Timo Nasseri
Unknown Letters

Timo Nasseri’s Unknown Letters was inspired by the life of the well-known calligrapher Ibn Muqla (885-940, Baghdad), who attempted to add four new letters to the Arabic alphabet. These four letters were lost, but Muqla’s system of proportional scripts is still valid today. According to this, the proportion of each letter of the alphabet is determined by a fixed number of rhomboid (diamond-shaped) dots, calculated both mathematically and visually. Letters are always in relation to one another, written in one of the six proportional scripts: naskh, thuluth, muhaqqaq, rayhani, tawqi’, and riqa’.
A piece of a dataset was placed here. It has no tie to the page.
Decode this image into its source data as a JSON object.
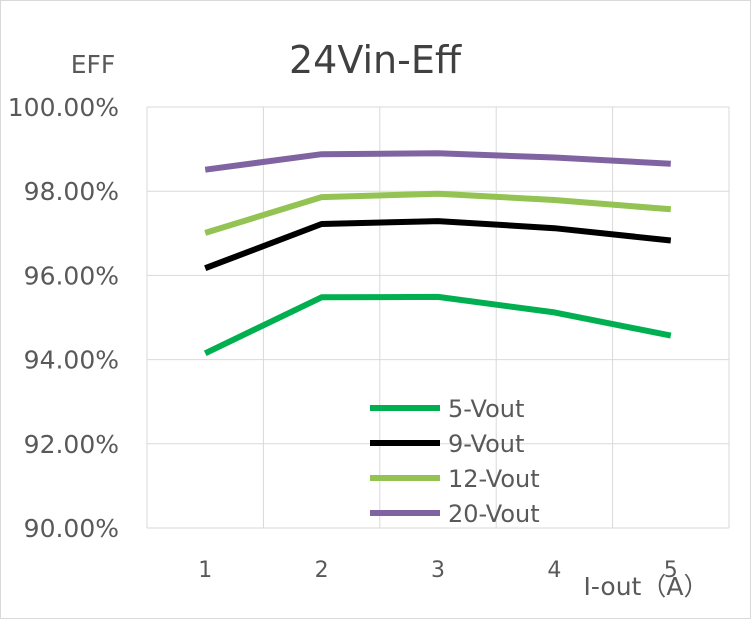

“Ibn Muqla might have based the shape of the lost letters on the stars,” says Nasseri, who researched the possible constellations of the night sky over Baghdad back in the 10th century. Based on these, he created his own images of the four letters, which are presented in the niches of the Planetarium. If Arabic calligraphy is based on a precise demarcation of space, this work adds a dimension of time, linking an imagined version of the sky over the Middle East centuries ago with the sky we ourselves can observe over Europe today. And if letters usually ornament monuments, Unknown Letters is a monument to calligraphy itself.


Timo Nasseri was born in 1972 to an Iranian father and German mother and now lives in Berlin. He explores the material and immaterial dimensions of mathematics, architecture, geometry, Islamic patterning, and Farsi culture.